なんだか空気が合って、そのままみんなでビールを飲みに行って盛り上がった(COOの樋浦さんも後から来てくれた)。
何を話したかはあまり覚えていないけど、深夜1時過ぎに解散する頃には、READYFORにジョインすることになっていた。

当時は、弁護士としていろいろな会社に関与できることにおもしろみやメリットを感じていたので、もともと一社にコミットするつもりもなかったのだけど、ありていにいえばピンと来たのだと思う。

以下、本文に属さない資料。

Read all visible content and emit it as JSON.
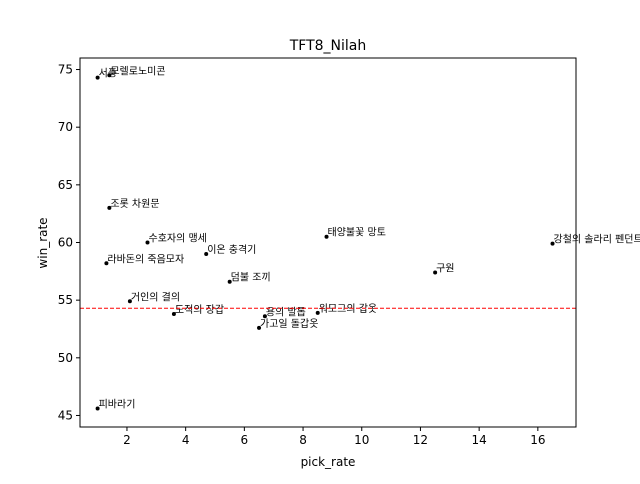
{
  "chart_data": {
    "type": "scatter",
    "title": "TFT8_Nilah",
    "xlabel": "pick_rate",
    "ylabel": "win_rate",
    "xlim": [
      0.4,
      17.3
    ],
    "ylim": [
      44.0,
      76.0
    ],
    "xticks": [
      2,
      4,
      6,
      8,
      10,
      12,
      14,
      16
    ],
    "yticks": [
      45,
      50,
      55,
      60,
      65,
      70,
      75
    ],
    "grid": false,
    "reference_line": {
      "axis": "y",
      "value": 54.3,
      "color": "#ff0000",
      "style": "dashed"
    },
    "marker_color": "#000000",
    "points": [
      {
        "label": "서풍",
        "x": 1.0,
        "y": 74.3
      },
      {
        "label": "모렐로노미콘",
        "x": 1.4,
        "y": 74.5
      },
      {
        "label": "조롯 차원문",
        "x": 1.4,
        "y": 63.0
      },
      {
        "label": "수호자의 맹세",
        "x": 2.7,
        "y": 60.0
      },
      {
        "label": "라바돈의 죽음모자",
        "x": 1.3,
        "y": 58.2
      },
      {
        "label": "이온 충격기",
        "x": 4.7,
        "y": 59.0
      },
      {
        "label": "태양불꽃 망토",
        "x": 8.8,
        "y": 60.5
      },
      {
        "label": "강철의 솔라리 펜던트",
        "x": 16.5,
        "y": 59.9
      },
      {
        "label": "구원",
        "x": 12.5,
        "y": 57.4
      },
      {
        "label": "덤불 조끼",
        "x": 5.5,
        "y": 56.6
      },
      {
        "label": "거인의 결의",
        "x": 2.1,
        "y": 54.9
      },
      {
        "label": "도적의 장갑",
        "x": 3.6,
        "y": 53.8
      },
      {
        "label": "용의 발톱",
        "x": 6.7,
        "y": 53.6
      },
      {
        "label": "워모그의 갑옷",
        "x": 8.5,
        "y": 53.9
      },
      {
        "label": "가고일 돌갑옷",
        "x": 6.5,
        "y": 52.6
      },
      {
        "label": "피바라기",
        "x": 1.0,
        "y": 45.6
      }
    ]
  }
}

そういう背景があって、まだジョインする前だったけど、READYFORの花見に呼んでもらった。
メンバーからすれば、社内イベントに突如として謎の小太りの弁護士が紛れ込んできて戸惑ったと思うけど、優しく迎え入れてくれた。
若いメンバーが多いことと、あたたかいメンバーばかりだったことが印象的だった。

READYFORに移籍するといったときの周囲の反応は、概ね否定的だった。
事業サイドに転向するというならともかく、弁護士事務所を辞めてスタートアップの中で法務をやりたいというのは意味不明だと言われた。
専門性を失い、弁護士としての成長は止まると言われたし、3年後には何の市場価値も持たない人間になるとも言われた。

年収が下がることも心配されたし、READYFOR以外に会った会社もなかったので、「もっといろいろなスタートアップをみるべきだ」とも言われた。
また、READYFORは当時は資金調達もしていなかったので、「ベンチャーに行きたいというが、READYFORはNPOみたいなものであって、ベンチャーではないのでは?」とも言われた。

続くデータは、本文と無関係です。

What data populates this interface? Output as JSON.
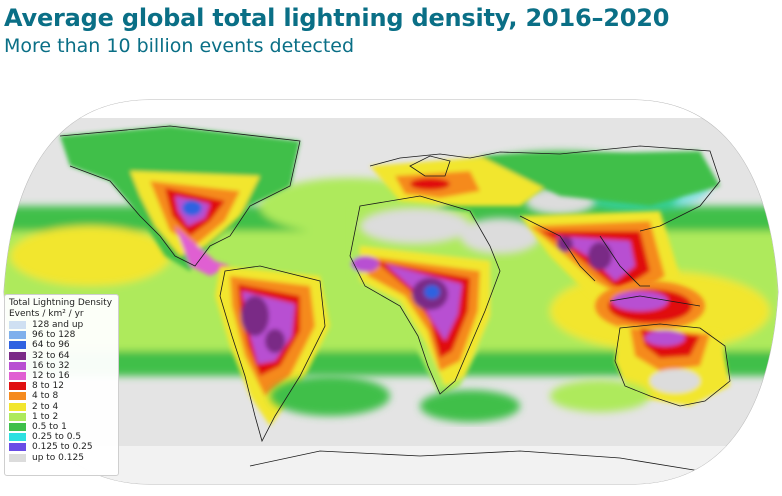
{
  "title": "Average global total lightning density, 2016–2020",
  "subtitle": "More than 10 billion events detected",
  "legend": {
    "title": "Total Lightning Density",
    "units": "Events / km² / yr",
    "items": [
      {
        "label": "128 and up",
        "color": "#cfe0f2"
      },
      {
        "label": "96 to 128",
        "color": "#7fb0ec"
      },
      {
        "label": "64 to 96",
        "color": "#2f62e0"
      },
      {
        "label": "32 to 64",
        "color": "#7a2a86"
      },
      {
        "label": "16 to 32",
        "color": "#b84fd2"
      },
      {
        "label": "12 to 16",
        "color": "#e05fd2"
      },
      {
        "label": "8 to 12",
        "color": "#e01010"
      },
      {
        "label": "4 to 8",
        "color": "#f58a1e"
      },
      {
        "label": "2 to 4",
        "color": "#f2e62e"
      },
      {
        "label": "1 to 2",
        "color": "#aeea5c"
      },
      {
        "label": "0.5 to 1",
        "color": "#3fbf4a"
      },
      {
        "label": "0.25 to 0.5",
        "color": "#2ee0e0"
      },
      {
        "label": "0.125 to 0.25",
        "color": "#6a4de6"
      },
      {
        "label": "up to 0.125",
        "color": "#dcdcdc"
      }
    ]
  },
  "map_colors": {
    "ocean_low": "#dcdcdc",
    "ocean_mid": "#3fbf4a",
    "tropics": "#aeea5c",
    "high": "#f2e62e",
    "higher": "#f58a1e",
    "hot": "#e01010",
    "peak": "#b84fd2",
    "extreme": "#7a2a86",
    "max": "#2f62e0"
  }
}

事務所の内外を問わず、いろいろな人がいろいろな観点から止めてくれたが、もはや引き止めというよりは、「道を誤ろうとしている若者の目を覚まさせる」という親心から止めてもらったように思う。
みんな自分の行く末をまじめに心配してくれているのだとわかっていたし、参考になる指摘もたくさんもらえたので、ありがたかった。

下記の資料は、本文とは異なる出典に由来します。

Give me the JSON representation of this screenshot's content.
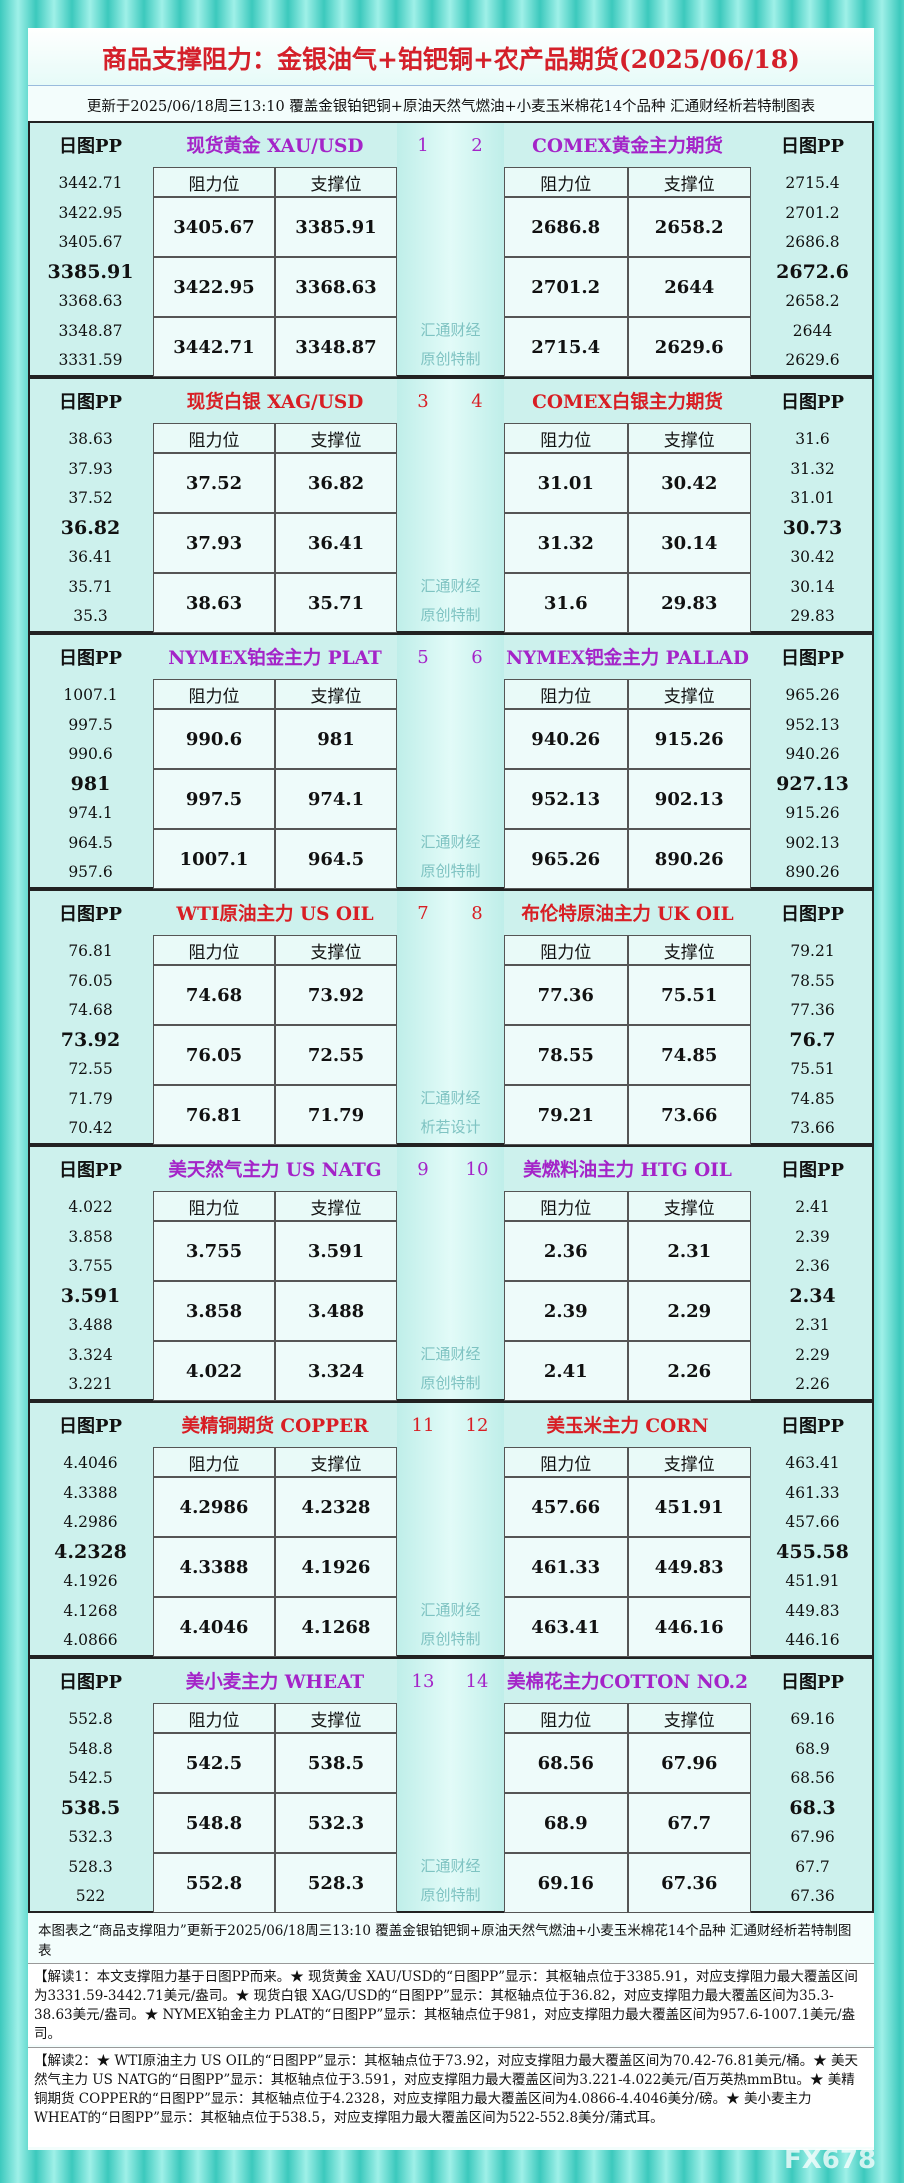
{
  "header": {
    "title": "商品支撑阻力：金银油气+铂钯铜+农产品期货(2025/06/18)",
    "subtitle": "更新于2025/06/18周三13:10 覆盖金银铂钯铜+原油天然气燃油+小麦玉米棉花14个品种 汇通财经析若特制图表"
  },
  "labels": {
    "pp_header": "日图PP",
    "resistance": "阻力位",
    "support": "支撑位"
  },
  "blocks": [
    {
      "left": {
        "name": "现货黄金 XAU/USD",
        "number": "1",
        "pp": [
          "3442.71",
          "3422.95",
          "3405.67",
          "3385.91",
          "3368.63",
          "3348.87",
          "3331.59"
        ],
        "table": [
          [
            "3405.67",
            "3385.91"
          ],
          [
            "3422.95",
            "3368.63"
          ],
          [
            "3442.71",
            "3348.87"
          ]
        ]
      },
      "right": {
        "name": "COMEX黄金主力期货",
        "number": "2",
        "pp": [
          "2715.4",
          "2701.2",
          "2686.8",
          "2672.6",
          "2658.2",
          "2644",
          "2629.6"
        ],
        "table": [
          [
            "2686.8",
            "2658.2"
          ],
          [
            "2701.2",
            "2644"
          ],
          [
            "2715.4",
            "2629.6"
          ]
        ]
      },
      "watermark": [
        "汇通财经",
        "原创特制"
      ]
    },
    {
      "left": {
        "name": "现货白银 XAG/USD",
        "number": "3",
        "pp": [
          "38.63",
          "37.93",
          "37.52",
          "36.82",
          "36.41",
          "35.71",
          "35.3"
        ],
        "table": [
          [
            "37.52",
            "36.82"
          ],
          [
            "37.93",
            "36.41"
          ],
          [
            "38.63",
            "35.71"
          ]
        ]
      },
      "right": {
        "name": "COMEX白银主力期货",
        "number": "4",
        "pp": [
          "31.6",
          "31.32",
          "31.01",
          "30.73",
          "30.42",
          "30.14",
          "29.83"
        ],
        "table": [
          [
            "31.01",
            "30.42"
          ],
          [
            "31.32",
            "30.14"
          ],
          [
            "31.6",
            "29.83"
          ]
        ]
      },
      "watermark": [
        "汇通财经",
        "原创特制"
      ]
    },
    {
      "left": {
        "name": "NYMEX铂金主力 PLAT",
        "number": "5",
        "pp": [
          "1007.1",
          "997.5",
          "990.6",
          "981",
          "974.1",
          "964.5",
          "957.6"
        ],
        "table": [
          [
            "990.6",
            "981"
          ],
          [
            "997.5",
            "974.1"
          ],
          [
            "1007.1",
            "964.5"
          ]
        ]
      },
      "right": {
        "name": "NYMEX钯金主力 PALLAD",
        "number": "6",
        "pp": [
          "965.26",
          "952.13",
          "940.26",
          "927.13",
          "915.26",
          "902.13",
          "890.26"
        ],
        "table": [
          [
            "940.26",
            "915.26"
          ],
          [
            "952.13",
            "902.13"
          ],
          [
            "965.26",
            "890.26"
          ]
        ]
      },
      "watermark": [
        "汇通财经",
        "原创特制"
      ]
    },
    {
      "left": {
        "name": "WTI原油主力 US OIL",
        "number": "7",
        "pp": [
          "76.81",
          "76.05",
          "74.68",
          "73.92",
          "72.55",
          "71.79",
          "70.42"
        ],
        "table": [
          [
            "74.68",
            "73.92"
          ],
          [
            "76.05",
            "72.55"
          ],
          [
            "76.81",
            "71.79"
          ]
        ]
      },
      "right": {
        "name": "布伦特原油主力 UK OIL",
        "number": "8",
        "pp": [
          "79.21",
          "78.55",
          "77.36",
          "76.7",
          "75.51",
          "74.85",
          "73.66"
        ],
        "table": [
          [
            "77.36",
            "75.51"
          ],
          [
            "78.55",
            "74.85"
          ],
          [
            "79.21",
            "73.66"
          ]
        ]
      },
      "watermark": [
        "汇通财经",
        "析若设计"
      ]
    },
    {
      "left": {
        "name": "美天然气主力 US NATG",
        "number": "9",
        "pp": [
          "4.022",
          "3.858",
          "3.755",
          "3.591",
          "3.488",
          "3.324",
          "3.221"
        ],
        "table": [
          [
            "3.755",
            "3.591"
          ],
          [
            "3.858",
            "3.488"
          ],
          [
            "4.022",
            "3.324"
          ]
        ]
      },
      "right": {
        "name": "美燃料油主力 HTG OIL",
        "number": "10",
        "pp": [
          "2.41",
          "2.39",
          "2.36",
          "2.34",
          "2.31",
          "2.29",
          "2.26"
        ],
        "table": [
          [
            "2.36",
            "2.31"
          ],
          [
            "2.39",
            "2.29"
          ],
          [
            "2.41",
            "2.26"
          ]
        ]
      },
      "watermark": [
        "汇通财经",
        "原创特制"
      ]
    },
    {
      "left": {
        "name": "美精铜期货 COPPER",
        "number": "11",
        "pp": [
          "4.4046",
          "4.3388",
          "4.2986",
          "4.2328",
          "4.1926",
          "4.1268",
          "4.0866"
        ],
        "table": [
          [
            "4.2986",
            "4.2328"
          ],
          [
            "4.3388",
            "4.1926"
          ],
          [
            "4.4046",
            "4.1268"
          ]
        ]
      },
      "right": {
        "name": "美玉米主力 CORN",
        "number": "12",
        "pp": [
          "463.41",
          "461.33",
          "457.66",
          "455.58",
          "451.91",
          "449.83",
          "446.16"
        ],
        "table": [
          [
            "457.66",
            "451.91"
          ],
          [
            "461.33",
            "449.83"
          ],
          [
            "463.41",
            "446.16"
          ]
        ]
      },
      "watermark": [
        "汇通财经",
        "原创特制"
      ]
    },
    {
      "left": {
        "name": "美小麦主力 WHEAT",
        "number": "13",
        "pp": [
          "552.8",
          "548.8",
          "542.5",
          "538.5",
          "532.3",
          "528.3",
          "522"
        ],
        "table": [
          [
            "542.5",
            "538.5"
          ],
          [
            "548.8",
            "532.3"
          ],
          [
            "552.8",
            "528.3"
          ]
        ]
      },
      "right": {
        "name": "美棉花主力COTTON NO.2",
        "number": "14",
        "pp": [
          "69.16",
          "68.9",
          "68.56",
          "68.3",
          "67.96",
          "67.7",
          "67.36"
        ],
        "table": [
          [
            "68.56",
            "67.96"
          ],
          [
            "68.9",
            "67.7"
          ],
          [
            "69.16",
            "67.36"
          ]
        ]
      },
      "watermark": [
        "汇通财经",
        "原创特制"
      ]
    }
  ],
  "footer": {
    "summary": "本图表之“商品支撑阻力”更新于2025/06/18周三13:10 覆盖金银铂钯铜+原油天然气燃油+小麦玉米棉花14个品种 汇通财经析若特制图表",
    "notes": [
      "【解读1：本文支撑阻力基于日图PP而来。★ 现货黄金 XAU/USD的“日图PP”显示：其枢轴点位于3385.91，对应支撑阻力最大覆盖区间为3331.59-3442.71美元/盎司。★ 现货白银 XAG/USD的“日图PP”显示：其枢轴点位于36.82，对应支撑阻力最大覆盖区间为35.3-38.63美元/盎司。★ NYMEX铂金主力 PLAT的“日图PP”显示：其枢轴点位于981，对应支撑阻力最大覆盖区间为957.6-1007.1美元/盎司。",
      "【解读2：★ WTI原油主力 US OIL的“日图PP”显示：其枢轴点位于73.92，对应支撑阻力最大覆盖区间为70.42-76.81美元/桶。★ 美天然气主力 US NATG的“日图PP”显示：其枢轴点位于3.591，对应支撑阻力最大覆盖区间为3.221-4.022美元/百万英热mmBtu。★ 美精铜期货 COPPER的“日图PP”显示：其枢轴点位于4.2328，对应支撑阻力最大覆盖区间为4.0866-4.4046美分/磅。★ 美小麦主力 WHEAT的“日图PP”显示：其枢轴点位于538.5，对应支撑阻力最大覆盖区间为522-552.8美分/蒲式耳。"
    ]
  },
  "watermark": "FX678"
}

とはいえ、当時は、経済産業省の報告書を契機として戦略法務に関する議論がかなり盛り上がっていて、「法務は企業価値の向上に不可欠な経営要素だ」とピュアに信じていた。
また、弁護士がスタートアップにジョインする流れができることは、スタートアップのエコシステム構築のために必要であるとも信じていた。
そのような自分なりの信念もあって、READYFORへのジョインを決めたときの直観に従った。

ちなみに、「まずは留学に行ってから考えたらどうか」というアドバイスもあり、たしかに留学に行きたい気持ちはあったが、「今のREADYFORは今しかない」と思ったことが大きかった。
また、リスクが高すぎるともいわれたが、もともとかなりの楽観主義だし、スタートアップにジョインした経験は大きな財産になると信じていたので、あまり気にならなかった。

そうして去年の7月1日にREADYFORにジョインしたわけだけど、率直にいって、想像していたよりはるかに刺激的だし、楽しい。
信頼できるメンバーと背中を預け合いながら、自分たちのつくる未来にワクワクしながら仕事に取り組めている。
仕事のやりがいについていえば、「READYFORを社会に実装することは社会を前進させることだ」と信じられていることが大きいと思う。

会社ではだいたいふざけていて、他のメンバーに助けられてばかりだけど、READYFORのCLOとして仕事できていることで、主観的には視野も広がったと思うし、少しは成長できているように思う。
前職での執務を続けていれば得られた何かは失ったけど、READYFORにジョインしていなければ得られなかったものも確実にあり、その価値を信じられている。

日々が濃いからか、自分自身、READYFORにジョインしてからまだ8か月しか経っていないとはにわかに信じられない。
けれど、去年の花見にはたしかに社外の者として参加したし、もっといえば、1年前はREADYFORのメンバーには誰一人として会っていなかったのだ。
このことを思うと、なんだかとても不思議な気持ちになる。

今年の花見には、READYFORのメンバーとして参加する。
READYFORの組織は急拡大しているから、自分のように、去年の花見の時点ではまだジョインしていなかったメンバーも少なくないが、そんなメンバーには、「おれのジョイン秘話を聞けー!」などとウザ絡みして、酔っ払ってクダを巻こうと思う。

去年の花見にも参加していたメンバーに対しては、きれいな桜を見ながら、1年前を思い出しながら、社外の人間だった自分をあたたかく迎えてくれたことのお礼を言いたいと思う。